I had not thought about it but I have driven mainly manual transmission vehicles and the shift to one-pedal was not a big deal to me either. I use the 'hold' setting as well. As a manual fan who found too few manual vehicle choices remaining, I skipped a life of CVTs and 10-speed paddle shifting and just went electric. Glad I did.
But it doesn't actually say that. Maybe they didn't put all the details in. Try again with actually pushing the brake pedal more and see if it works how they describe it.
I had this happen to me last week. I pulled out of a parallel parked space creeping slowly to the red light. I was in the first space before the light and there was no traffic around. As I was so close to the line, I crept forward ever so slightly, feathering the accelerator. I would say speeds were between 0.5 to 1-2 mph. As I lifted my foot off the accelerator, I felt slight regen, then a pronounced lurch. I hit the brake pedal to stop crossing the line by 1/3 car length. My setup: Hold mode, Std Regen, Std Acceleration (not chill). Absolutely sure: did not bump cruise control stalk, no 2 foot driving, no depressing the wrong pedal (as I had lifted off at the time) Condition: sunny dry day. Ever slight slope upward of road toward center lane (standard for drainage proposed, flat road,not hilly) I was perplexed and thought about it for like the next 10 minute drive and didn't think about hitting the save on th dashcam. I had another incident having to do with clicking noise of the mechanical brakes while also an ultra low feathering speeds. I've read all the comments of this thread, and most people take it as user error, but I definitely think there is something weird at ultra low speed while feathering and coming to a stop.
You're in San Francisco. Did you have regen dots, indicating your battery was cold and might only have partial regen? If so, it could just be that what you felt is the limited regen. So, regen became less regen, and the car seems to accelerate as the regen becomes less.
no accelerator has stuck in a Tesla that I have ever heard of, so I doubt that is it. Regen thinks your tires are slipping in relation to one another. happens every time I change tires to a different size. have swapped tires probably 100 times on my S and already 20-30 times on my 3 also if you run over a really slippery spot/ice on just 2 tires or similar you'll get 100% regen drop and it feels like acceleration almost
I bet it was hold mode and the stripe. was it damp or cold? thermo is slippery compared to pavement. AWD or RWD? if you are just using regen and it hits less traction on the front wheels it will drop a lot of regen if not all & I hate hold mode because it does funky stuff w/ the brakes. semi personal thing. mostly left foot brake in Tesla too
NHTSA document doesn't lay out the specifics for when motor power is limited to 50kW. Only that the brake pedal is pressed first. Regardless, this feature is obviously for those of us who are used to using left foot braking in certain situations (which I do in my old car and glad the Tesla supports also). Could the numbers be different with dual motor vs single motor? But as relevant to the unintended acceleration incidents, as long as the full override comes if brake is applied after accelerator, that probably is the main use case that NHTSA is concerned about, as that is really what someone would be doing if their accelerator pedal was stuck for whatever reason. If you do the accelerator a long while after the brakes, that usually is a sign you intend to accelerate (an exception to allow for left foot brakers), just limited to less in magnitude by the brakes. I guess another test that can be done is if you release the brake and press it again will it override the accelerator that was never released (this is to simulate a situation where someone was left foot braking and their accelerator pedal gets stuck afterwards).
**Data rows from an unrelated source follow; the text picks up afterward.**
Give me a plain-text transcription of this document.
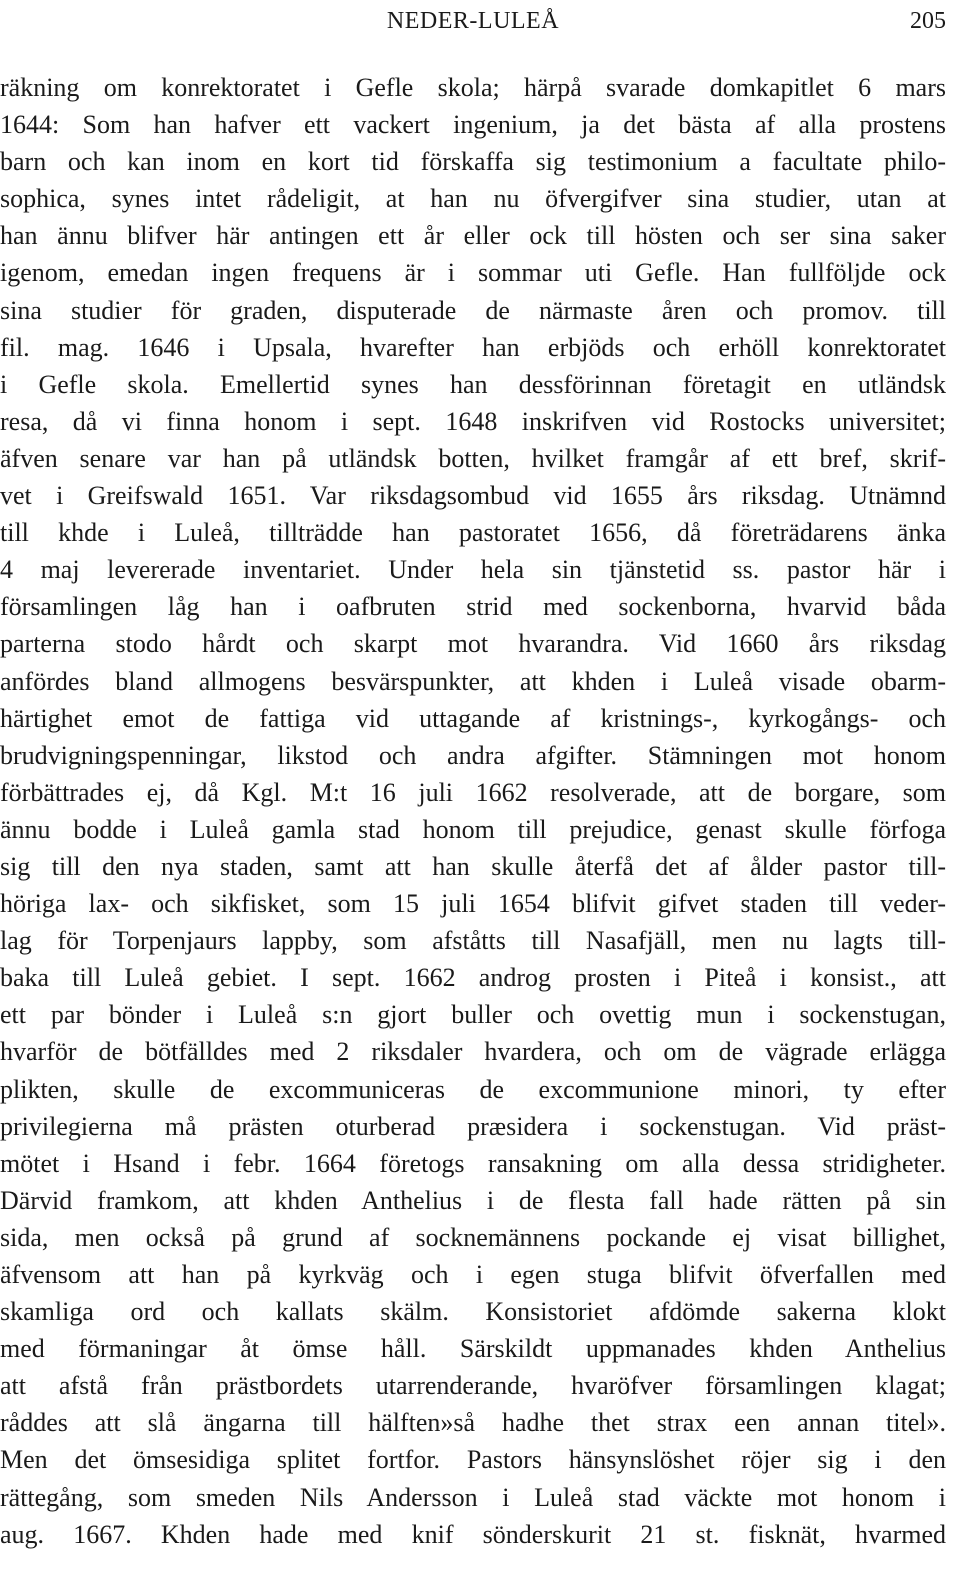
NEDER-LULEÅ	205
räkning om konrektoratet i Gefle skola; härpå svarade domkapitlet 6 mars
1644: Som han hafver ett vackert ingenium, ja det bästa af alla prostens
barn och kan inom en kort tid förskaffa sig testimonium a facultate philo-
sophica, synes intet rådeligit, at han nu öfvergifver sina studier, utan at
han ännu blifver här antingen ett år eller ock till hösten och ser sina saker
igenom, emedan ingen frequens är i sommar uti Gefle. Han fullföljde ock
sina studier för graden, disputerade de närmaste åren och promov. till
fil. mag. 1646 i Upsala, hvarefter han erbjöds och erhöll konrektoratet
i Gefle skola. Emellertid synes han dessförinnan företagit en utländsk
resa, då vi finna honom i sept. 1648 inskrifven vid Rostocks universitet;
äfven senare var han på utländsk botten, hvilket framgår af ett bref, skrif-
vet i Greifswald 1651. Var riksdagsombud vid 1655 års riksdag. Utnämnd
till khde i Luleå, tillträdde han pastoratet 1656, då företrädarens änka
4 maj levererade inventariet. Under hela sin tjänstetid ss. pastor här i
församlingen låg han i oafbruten strid med sockenborna, hvarvid båda
parterna stodo hårdt och skarpt mot hvarandra. Vid 1660 års riksdag
anfördes bland allmogens besvärspunkter, att khden i Luleå visade obarm-
härtighet emot de fattiga vid uttagande af kristnings-, kyrkogångs- och
brudvigningspenningar, likstod och andra afgifter. Stämningen mot honom
förbättrades ej, då Kgl. M:t 16 juli 1662 resolverade, att de borgare, som
ännu bodde i Luleå gamla stad honom till prejudice, genast skulle förfoga
sig till den nya staden, samt att han skulle återfå det af ålder pastor till-
höriga lax- och sikfisket, som 15 juli 1654 blifvit gifvet staden till veder-
lag för Torpenjaurs lappby, som afståtts till Nasafjäll, men nu lagts till-
baka till Luleå gebiet. I sept. 1662 androg prosten i Piteå i konsist., att
ett par bönder i Luleå s:n gjort buller och ovettig mun i sockenstugan,
hvarför de bötfälldes med 2 riksdaler hvardera, och om de vägrade erlägga
plikten, skulle de excommuniceras de excommunione minori, ty efter
privilegierna må prästen oturberad præsidera i sockenstugan. Vid präst-
mötet i Hsand i febr. 1664 företogs ransakning om alla dessa stridigheter.
Därvid framkom, att khden Anthelius i de flesta fall hade rätten på sin
sida, men också på grund af socknemännens pockande ej visat billighet,
äfvensom att han på kyrkväg och i egen stuga blifvit öfverfallen med
skamliga ord och kallats skälm. Konsistoriet afdömde sakerna klokt
med förmaningar åt ömse håll. Särskildt uppmanades khden Anthelius
att afstå från prästbordets utarrenderande, hvaröfver församlingen klagat;
råddes att slå ängarna till hälften»så hadhe thet strax een annan titel».
Men det ömsesidiga splitet fortfor. Pastors hänsynslöshet röjer sig i den
rättegång, som smeden Nils Andersson i Luleå stad väckte mot honom i
aug. 1667. Khden hade med knif sönderskurit 21 st. fisknät, hvarmed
its the slightly upward sloping angle that does it for me. We have a drain ditch in the middle of the road which i drive over when preparing to back into my garage. Regen doesnt come to a hold but feathers the accelerator - This has happened to me 3x
I had this a few weeks ago. I went for a long drive to investigate it. Air temps were cold, but I’d driven in much colder temps without this issue. In any case, by cold I mean about 8 C or so from memory. The regen bar would grow towards max if I drove gently but would rapidly disappear if I gave the car a blast of full throttle and the lack of motor braking really felt scary. If I hadn’t been aware of the problem I could have diagnosed SUA. This persisted for a couple of day after I logged a service request. I then called my local SC telling them I felt the car was dangerous. They told me they were remotely investigating and, by that evening it was back to normal. Been fine since.
I think this is it. The ever slight slope causes HOLD mode to prevent roll back by accelerating a bit the split second while I'm slowly releasing the pedal. That split second state might be translated differently / wrongly by Tesla's computer? Hard to explain in words. Just my guess based on this experience. I know nothing about how Tesla's regen and hold mode all work programmatically.
Service came by yesterday to look at it and a few other issues. The guys answer was that the battery was cold and so regen was limited...I told him I didn't buy that, and in any case there is some type of error if regen is limited and the car doesn't tell me that it is limited. I asked if maybe the new tires I had put on the car right before that drive might have affected it, but he said no. It was just a one time thing...so hopefully it never happens again. I still kind of suspect that somehow the accelerator pedal was a bit stuck so it wasn't fully disengaging sometimes when I would lift my foot completely off of it.